People are climbing electric poles and stealing electricity in Houston
Saturday, February 3rd, 2007In the Houston area their are people who are stealing electricity by directly connecting power plates and extension cords on power lines.
These people actually climb the poles and hook their cables directly into the power line trying not to get electrified in the process. Are energy rates really getting so high that people are resorting to risking their lives. This is just amazing to me.
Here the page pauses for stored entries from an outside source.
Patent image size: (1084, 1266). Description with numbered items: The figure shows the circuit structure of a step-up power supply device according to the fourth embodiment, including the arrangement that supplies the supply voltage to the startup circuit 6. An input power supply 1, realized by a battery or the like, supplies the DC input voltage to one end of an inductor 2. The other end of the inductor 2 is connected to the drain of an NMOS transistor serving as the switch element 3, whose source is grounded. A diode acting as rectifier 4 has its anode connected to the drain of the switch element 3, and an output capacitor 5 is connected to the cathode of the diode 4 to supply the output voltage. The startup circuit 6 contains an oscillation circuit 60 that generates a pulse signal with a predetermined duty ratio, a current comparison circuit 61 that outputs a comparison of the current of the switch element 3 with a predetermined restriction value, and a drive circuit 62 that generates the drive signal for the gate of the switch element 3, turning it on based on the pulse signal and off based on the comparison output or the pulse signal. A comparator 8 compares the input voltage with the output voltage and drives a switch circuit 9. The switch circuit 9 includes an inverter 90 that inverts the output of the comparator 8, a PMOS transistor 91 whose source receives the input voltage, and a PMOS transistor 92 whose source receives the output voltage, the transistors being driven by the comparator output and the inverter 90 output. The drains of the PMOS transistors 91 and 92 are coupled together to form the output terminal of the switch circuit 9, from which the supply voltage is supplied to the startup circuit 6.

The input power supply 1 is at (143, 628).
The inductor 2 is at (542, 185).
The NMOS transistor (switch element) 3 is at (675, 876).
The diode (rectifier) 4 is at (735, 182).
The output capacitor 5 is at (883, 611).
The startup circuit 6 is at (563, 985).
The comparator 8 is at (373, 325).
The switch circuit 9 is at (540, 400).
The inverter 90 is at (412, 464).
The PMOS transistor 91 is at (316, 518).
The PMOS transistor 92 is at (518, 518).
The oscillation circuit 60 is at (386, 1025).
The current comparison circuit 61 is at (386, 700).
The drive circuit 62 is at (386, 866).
Power pirates steal $3k of electricity from woman 02:13 PM CST on Monday, January 22, 2007 By Lee McGuire / 11 News Click to watch video A man trying to keep warm in the Fifth Ward may have accidentally set fire to his own feet. KHOU Someone climbed this utility pole and tied an extension cord directly into the power line. When police arrived to help out, a much larger problem appeared. Police tried to untangle a troubling trend of people pirating power and harming others in the process. Every time CenterPoint Energy sends a technician to a certain northeast Houston neighborhood, someone else loses their electricity — and for good reason. Police said neighbors have been illegally tapping into the power lines of this rundown one bedroom home, and the $3,000 electric bill is now too much for Earline Harris to pay. “Especially when you’re on a fixed income like I am, and I don’t get but one check a month,” she said. Harris had wondered why her lights had been flickering lately. What the yellow power cords snaking around her house were for. The nearby fire that a police dashboard camera caught on Tuesday answered all her questions and gave police a new look into an old crime that’s taken an aggressive turn. “They’re in her backyard tapping into her electrical line, causing her bill to go up, and it’s not fair,” HPD Officer Pat Siddons said. Siddons said electricity theft used to be as simple as someone tapping into a power meter. But in this case, someone also climbed a utility pole and tied an extension cord directly into the power line. “They use some innovative ways to do it that are very, very dangerous, and we’re surprised that we don’t get more calls about people getting electrocuted,” Officer Siddons said. Here the man burned his own feet when he plugged a hotplate into that line. The hotplate exploded and his mattress caught fire. CenterPoint cut off the power and gave Harris a waiver for part of the bill. But five days later, officers are back, and so is the problem. “It’s unbelievable because this exact extension cord on Tuesday was going to the house on the right,” Officer Siddons said. “And now it’s going to another house.” The trail leads officers to a rental property. No one answered the door but we were watched from the window, as CenterPoint cut yet another home out of an illegal grid. The fines for stealing electricity can run into the thousands of dollars. Failure to pay those fines usually means jail time.